When the Newcastle Jets won the grand final in 2008, Andy Roberts wore a custom-made gold suit to the match.
Back then, of course, the Jets wore gold.
For Saturday’s grand final, Andy will wear the special suit again.
“I haven’t worn it since and it still fits. It’s the lucky suit that got them over the line in 2008 and it’ll get them over the line in 2018.”
Andy is a football legend in Newcastle. He played a club record 234 games for the Newcastle Jets and Newcastle United. He was a defender who was nicknamed “the General”.
“Don’t forget my four goals – one from inside my own half,” Andy said.
A bit like that famous David Beckham goal?
“It was,” Andy said, with a laugh.
Andy’s business, Gentlemen’s Outfitters at Charlestown has sponsored the Jets since the A-League started in 2005, providing the club with suits and corporate wear.
“I’m there week-in, week-out,” he said.
He paid tribute to Jets CEO Lawrie McKinna and football operations manager Joel Griffiths, along with coach Ernie Merrick and the players.
“This region has gone through some tough times in the last little while. It’s really special they got to this stage,” he said.
He said the players and staff were “90 minutes away from writing themselves into history and folklore”.
“When you’re on your home turf, you’ve just got to play the game, not the occasion. Don’t get caught up in too much hype because you can tire yourself out in the lead-up to the game with nervous energy.
“I think Ernie’s got a lid on that and he’s keeping it low-key. They’re professionals, they’ve got their own routines and ways they prepare for games.”
Andy said he had superstitions and traditions before a game.
He had to be third in line going on to the pitch. And in the tunnel, he’d yell “come on boys, no petrol”.
“No petrol meant you gave everything you had. You left nothing in the tank.”
‘Aaron must call the game’
The ABC’s Aaron Kearney has been calling Newcastle Jets games since day one of the A-League, including last Friday’s epic victory.

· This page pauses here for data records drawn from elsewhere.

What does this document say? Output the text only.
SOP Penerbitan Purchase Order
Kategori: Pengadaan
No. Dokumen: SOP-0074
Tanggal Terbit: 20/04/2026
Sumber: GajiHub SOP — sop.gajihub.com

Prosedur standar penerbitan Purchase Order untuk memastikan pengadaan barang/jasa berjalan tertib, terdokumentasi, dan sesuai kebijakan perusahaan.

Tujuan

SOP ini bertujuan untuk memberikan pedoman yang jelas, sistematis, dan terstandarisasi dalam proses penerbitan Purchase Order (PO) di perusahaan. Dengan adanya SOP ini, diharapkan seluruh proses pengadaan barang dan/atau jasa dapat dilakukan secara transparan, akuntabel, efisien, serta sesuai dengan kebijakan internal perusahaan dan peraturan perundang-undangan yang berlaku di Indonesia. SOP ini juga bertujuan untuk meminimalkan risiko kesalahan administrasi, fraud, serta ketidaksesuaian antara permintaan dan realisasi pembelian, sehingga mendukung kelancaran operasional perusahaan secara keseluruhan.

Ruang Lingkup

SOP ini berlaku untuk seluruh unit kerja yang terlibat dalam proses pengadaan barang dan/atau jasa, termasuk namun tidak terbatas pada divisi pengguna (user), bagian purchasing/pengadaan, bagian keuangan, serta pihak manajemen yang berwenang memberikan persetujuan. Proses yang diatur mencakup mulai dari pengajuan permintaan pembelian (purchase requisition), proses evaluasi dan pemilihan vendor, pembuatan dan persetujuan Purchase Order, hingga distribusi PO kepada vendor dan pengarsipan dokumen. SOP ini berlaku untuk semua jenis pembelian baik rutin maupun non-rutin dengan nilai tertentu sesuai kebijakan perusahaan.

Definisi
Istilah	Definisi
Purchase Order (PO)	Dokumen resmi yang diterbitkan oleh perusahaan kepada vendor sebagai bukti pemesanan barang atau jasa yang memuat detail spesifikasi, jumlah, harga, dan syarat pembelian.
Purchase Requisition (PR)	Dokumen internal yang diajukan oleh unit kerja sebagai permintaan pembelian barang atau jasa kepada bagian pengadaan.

But he won’t be calling Saturday’s grand final against Melbourne Victory.
We should say that Aaron will give expert commentary from the sideline during the broadcast, but the ABC will send another commentator from Sydney to call the game.
This decision has produced a good-old fashioned Novocastrian backlash.
Louise Wilkinson posted on Facebook her letter to ABC Grandstand, saying it was an “insult not only to Aaron but to the thousands of Novocastrians who have tuned in to his call for many years”.
“I know many will agree with me when I say his passion and knowledge travels down the airwaves and transports us to the ground with vivid imagery.”
Kurt Fearnley joined in, tweeting that Aaron “must call the game!!!”.
“Either that or we need to get the world’s largest conference call dialling into his mobile!!” he joked.
An ABC spokesman said: “Everyone at ABC Grandstand agrees that Aaron Kearney is a superb commentator and a great supporter of Newcastle football.
“We couldn’t imagine a grand final featuring Newcastle without Aaron’s involvement.”
“Please be assured that Aaron will be playing a leading role in our A-League grand final coverage, providing sideline commentary and interviews with the players and managers.”
The ABC said it had selected “the voice of football on Grandstand, Ned Hall, to make the play-by-play call”.
“We have partnered Ned with former Socceroo captain Paul Wade, who also has a strong national profile,” it said.
It made this decision, in part, because the match would attract “a large national audience, particularly from the Victory’s home town of Melbourne”.